Salman Rushdie also reminds the world that he is first and foremost a novelist and a writer. He recalls how ‘for more than thirty years I have refused to be defined by the fatwa and insisted on being seen as the author of my books’ (132). Suddenly, he found himself back in the high-risk phase he had described in his earlier memoir Joseph Anton, reduced once again to ‘the author of The Satanic Verses’ (of ‘that novel’ – 23) despite his fifteen other works of fiction and the success (notably in his native India) of his latest novel, Victory City – but once he is well enough to visit the UK, back come the police protection and the ‘living at “undisclosed locations”’ (80), precautions he had deemed no longer necessary.

He reaffirms his long-standing role – in no way altered by the attack – in writerly circles as defender of free speech, as manifested in his presidency of PEN USA and his actions in support of beleaguered writers. Rushdie harks back to a lost innocence (when he began writing ‘that novel’, he says, ‘it never occurred to me that I wasn’t allowed to do it .. I had these stories I wanted to tell’ – 98). Years later but still on the same issues, Rushdie now in this book suggests a quite legitimate parallel between his own story and the murderous invasion of the French magazine Charlie Hebdo’s offices in 2015. He recalls that not all of his fellow writers were willing to defend the journalists killed in that attack, and notes that of those colleagues with whom he disagreed over Charlie, the ‘anti-Charlie clique’ as he calls them (191), to date none have so much as commented on the knife attack or expressed their sympathy. The PEN leadership, however, did offer their support, while Rushdie himself sums up free speech doctrine declaring that ‘in the rough-and-tumble world of politics and public life, no ideas can be ring-fenced and protected against criticism’ (183).

Rushdie’s writing in this book is concise and lucid, switching effortlessly between different registers, from the colloquial timbre of an imagined dialogue with his assailant, through technical legal discourse and pages of medical data which would not be out of place in The Lancet, to the compelling and economical narrative mode that best represents Rushdie as chronicler of our times. As usual, intertextuality is not lacking, from evocations of Shakespeare (Gloucester’s fate in King Lear – 95) and Kafka (the end of The Trial – 21) through to Nobel prize-winners José Saramago (Blindness – 197) and Bob Dylan, whose ‘Love Minus Zero’ is quoted twice (44, 69).
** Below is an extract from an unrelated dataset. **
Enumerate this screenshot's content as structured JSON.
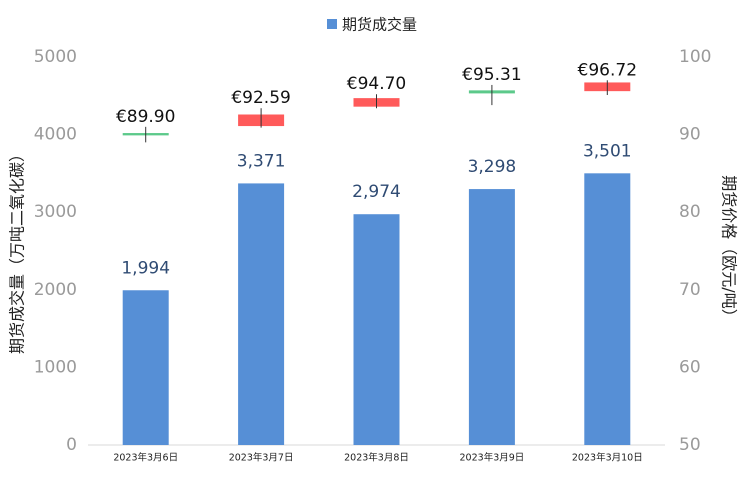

The author also quotes the late nineteenth-century poet W.E. Henley, taking up from him three significant words, ‘bloody but unbowed’ (208), which could well describe the Salman Rushdie of these pages.

Meanwhile, with the assailant awaiting trial, the book ends with Salman and Eliza returning to Chautauqua a year after the attack, articulating the need to accept what happened,  with their happiness ‘wounded’ and yet still ‘strong’ (209), and move on. This book is not for the squeamish, and some might find in it a plethora of gory detail. However, Rushdie’s narrative, taken as a whole, offers a breadth of scope that goes far beyond the triggering event, thanks to his reflections on the destiny and responsibility of the writer and, as he movingly reminds us across the book, the healing power of love.

Note added 22 April 2024: I reviewed ‘Victory City’ on this blog on 13 March 2023.